Sylvie Boulianne souhaite changer l'image du politicien, un exercice difficile, mais important, juge-t-elle. (Photo: Régent Gosselin)
«Il faut faire plus de place à la moyenne entreprise»
Sylvie Boulianne, candidate du Parti conservateur
Une première version de cette nouvelle diffusée identifiait Mme Boulianne au Parti libéral. Les correctifs ont été rapidement apportés. Toutes nos excuses à la candidate.
Le Journal de Rosemont–Petite-Patrie a convié les candidats du comté de Rosemont–La Petite-Patrie à cibler deux enjeux locaux et à ébaucher des pistes de solution en lien avec ces problématiques. Entretien avec Sylvie Boulianne, candidate du Parti conservateur.
Aide à la moyenne entreprise
Les petites entreprises foisonnent dans le comté et elles côtoient des pôles majeurs de l'économie comme le Technopôle Angus, constate Sylvie Boulianne. Mais la moyenne entreprise se fait rare. « On n'utilise pas les guichets du gouvernement canadien pour aider les petites entreprises à croître. Le gouvernement conservateur offre un train de mesures et de programmes d'aide qui sont malheureusement méconnus et sous-utilisés. » La candidate se donne pour priorité de mieux faire la promotion de ces programmes, qui visent aussi à aider les familles et les particuliers, et de «faire les représentations nécessaires auprès du gouvernement », mieux que ne peut le faire le Bloc, qui n'est pas le gouvernement élu, soulève-t-elle.
Redorer l'image du politicien
Dans son porte-à-porte, Mme Boulianne dit croiser des gens déçus de la politique. Elle se donne donc pour mission de redorer le blason politique, de rebâtir le capital de confiance et d'établir une solide cohésion entre les élus, la population et les organismes du milieu. «Les gens ont de la difficulté à faire la distinction entre les élus municipaux, provinciaux et fédéraux. Il y a beaucoup de travail à faire sur le terrain à court terme, un travail d'éducation à la citoyenneté pour construire un capital de confiance. Les gens du comté sont cependant réceptifs, le terrain est fertile, mais ils sont désabusés.
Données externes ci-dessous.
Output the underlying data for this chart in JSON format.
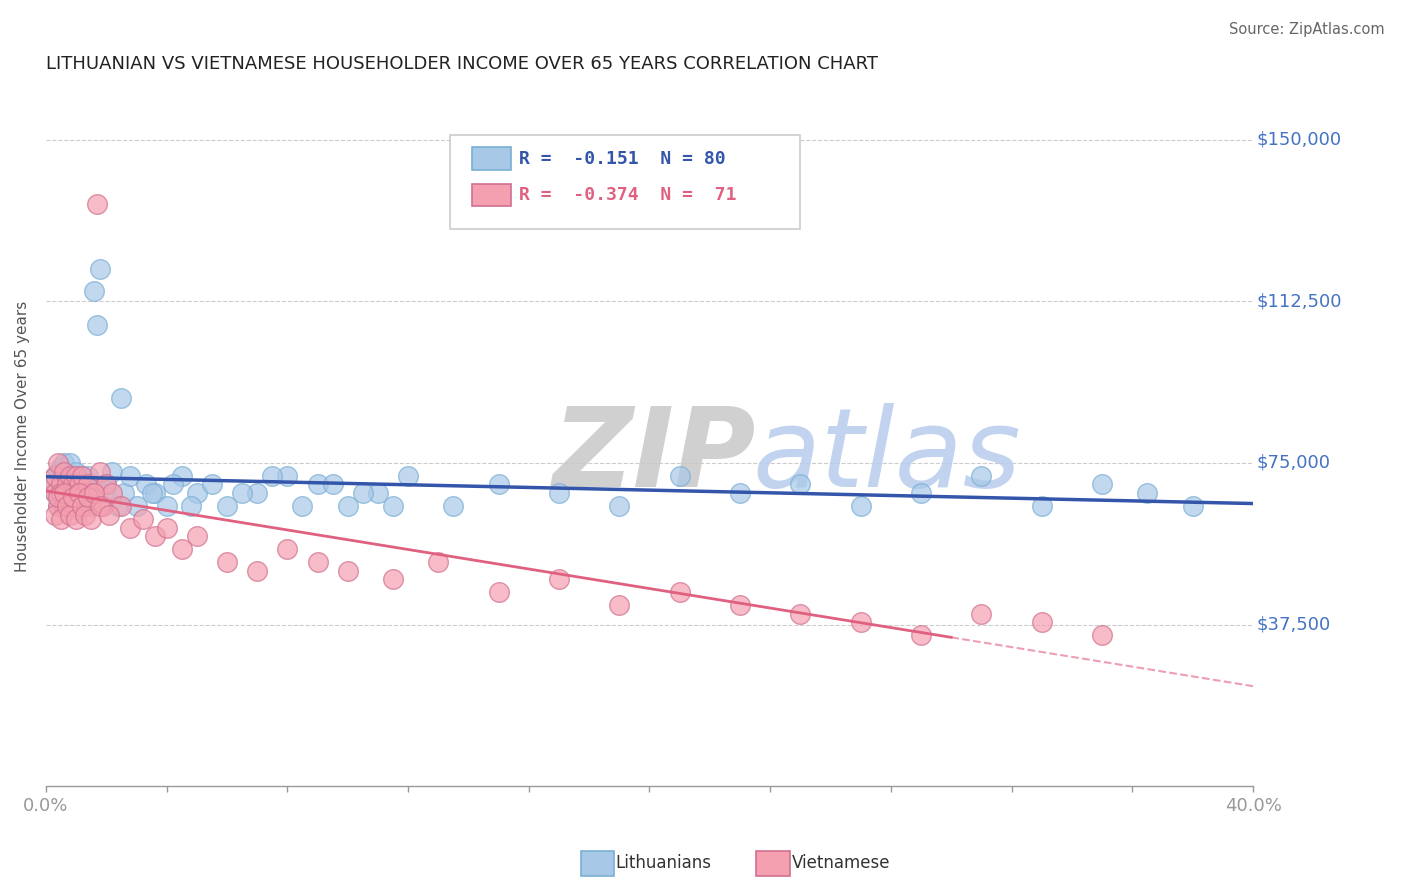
{
  "title": "LITHUANIAN VS VIETNAMESE HOUSEHOLDER INCOME OVER 65 YEARS CORRELATION CHART",
  "source": "Source: ZipAtlas.com",
  "ylabel": "Householder Income Over 65 years",
  "xlim": [
    0.0,
    0.4
  ],
  "ylim": [
    0,
    162500
  ],
  "yticks": [
    0,
    37500,
    75000,
    112500,
    150000
  ],
  "ytick_labels": [
    "",
    "$37,500",
    "$75,000",
    "$112,500",
    "$150,000"
  ],
  "xticks": [
    0.0,
    0.04,
    0.08,
    0.12,
    0.16,
    0.2,
    0.24,
    0.28,
    0.32,
    0.36,
    0.4
  ],
  "xtick_labels": [
    "0.0%",
    "",
    "",
    "",
    "",
    "",
    "",
    "",
    "",
    "",
    "40.0%"
  ],
  "background_color": "#ffffff",
  "grid_color": "#cccccc",
  "right_label_color": "#4472c4",
  "lithuanian_color": "#a8c8e8",
  "vietnamese_color": "#f4a0b0",
  "lithuanian_line_color": "#3355aa",
  "vietnamese_line_color": "#e06080",
  "legend_R_lith": "-0.151",
  "legend_N_lith": "80",
  "legend_R_viet": "-0.374",
  "legend_N_viet": "71",
  "lith_scatter_x": [
    0.002,
    0.003,
    0.003,
    0.004,
    0.004,
    0.004,
    0.005,
    0.005,
    0.005,
    0.006,
    0.006,
    0.006,
    0.007,
    0.007,
    0.007,
    0.008,
    0.008,
    0.008,
    0.009,
    0.009,
    0.009,
    0.01,
    0.01,
    0.01,
    0.011,
    0.011,
    0.012,
    0.012,
    0.013,
    0.013,
    0.014,
    0.014,
    0.015,
    0.016,
    0.017,
    0.018,
    0.019,
    0.02,
    0.022,
    0.024,
    0.026,
    0.028,
    0.03,
    0.033,
    0.036,
    0.04,
    0.045,
    0.05,
    0.055,
    0.06,
    0.07,
    0.08,
    0.09,
    0.1,
    0.11,
    0.12,
    0.135,
    0.15,
    0.17,
    0.19,
    0.21,
    0.23,
    0.25,
    0.27,
    0.29,
    0.31,
    0.33,
    0.35,
    0.365,
    0.38,
    0.025,
    0.035,
    0.042,
    0.048,
    0.065,
    0.075,
    0.085,
    0.095,
    0.105,
    0.115
  ],
  "lith_scatter_y": [
    70000,
    68000,
    72000,
    65000,
    73000,
    69000,
    71000,
    67000,
    74000,
    70000,
    65000,
    75000,
    68000,
    72000,
    64000,
    70000,
    67000,
    75000,
    69000,
    65000,
    72000,
    68000,
    73000,
    66000,
    70000,
    64000,
    72000,
    68000,
    70000,
    65000,
    68000,
    72000,
    70000,
    115000,
    107000,
    120000,
    68000,
    70000,
    73000,
    65000,
    68000,
    72000,
    65000,
    70000,
    68000,
    65000,
    72000,
    68000,
    70000,
    65000,
    68000,
    72000,
    70000,
    65000,
    68000,
    72000,
    65000,
    70000,
    68000,
    65000,
    72000,
    68000,
    70000,
    65000,
    68000,
    72000,
    65000,
    70000,
    68000,
    65000,
    90000,
    68000,
    70000,
    65000,
    68000,
    72000,
    65000,
    70000,
    68000,
    65000
  ],
  "viet_scatter_x": [
    0.002,
    0.003,
    0.003,
    0.004,
    0.004,
    0.005,
    0.005,
    0.006,
    0.006,
    0.007,
    0.007,
    0.008,
    0.008,
    0.009,
    0.009,
    0.01,
    0.01,
    0.011,
    0.011,
    0.012,
    0.012,
    0.013,
    0.014,
    0.015,
    0.016,
    0.017,
    0.018,
    0.019,
    0.02,
    0.022,
    0.025,
    0.028,
    0.032,
    0.036,
    0.04,
    0.045,
    0.05,
    0.06,
    0.07,
    0.08,
    0.09,
    0.1,
    0.115,
    0.13,
    0.15,
    0.17,
    0.19,
    0.21,
    0.23,
    0.25,
    0.27,
    0.29,
    0.31,
    0.33,
    0.35,
    0.003,
    0.004,
    0.005,
    0.006,
    0.007,
    0.008,
    0.009,
    0.01,
    0.011,
    0.012,
    0.013,
    0.014,
    0.015,
    0.016,
    0.018,
    0.021
  ],
  "viet_scatter_y": [
    70000,
    68000,
    72000,
    65000,
    75000,
    70000,
    68000,
    65000,
    73000,
    70000,
    68000,
    72000,
    65000,
    70000,
    68000,
    65000,
    72000,
    70000,
    68000,
    65000,
    72000,
    68000,
    70000,
    65000,
    68000,
    135000,
    73000,
    65000,
    70000,
    68000,
    65000,
    60000,
    62000,
    58000,
    60000,
    55000,
    58000,
    52000,
    50000,
    55000,
    52000,
    50000,
    48000,
    52000,
    45000,
    48000,
    42000,
    45000,
    42000,
    40000,
    38000,
    35000,
    40000,
    38000,
    35000,
    63000,
    67000,
    62000,
    68000,
    65000,
    63000,
    67000,
    62000,
    68000,
    65000,
    63000,
    67000,
    62000,
    68000,
    65000,
    63000
  ]
}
Avec les libéraux et le scandale des commandites et le Bloc qui est au pouvoir sans rien accomplir [ En 18 ans au pouvoir, le BQ a déposé 255 projets de loi : quatre ont été adoptés dont trois pour des changements de nom de circonscriptions, signale la candidate] et qui monopolise le débat autour de la souveraineté au détriment de l'économie, la côte sera difficile à remonter.»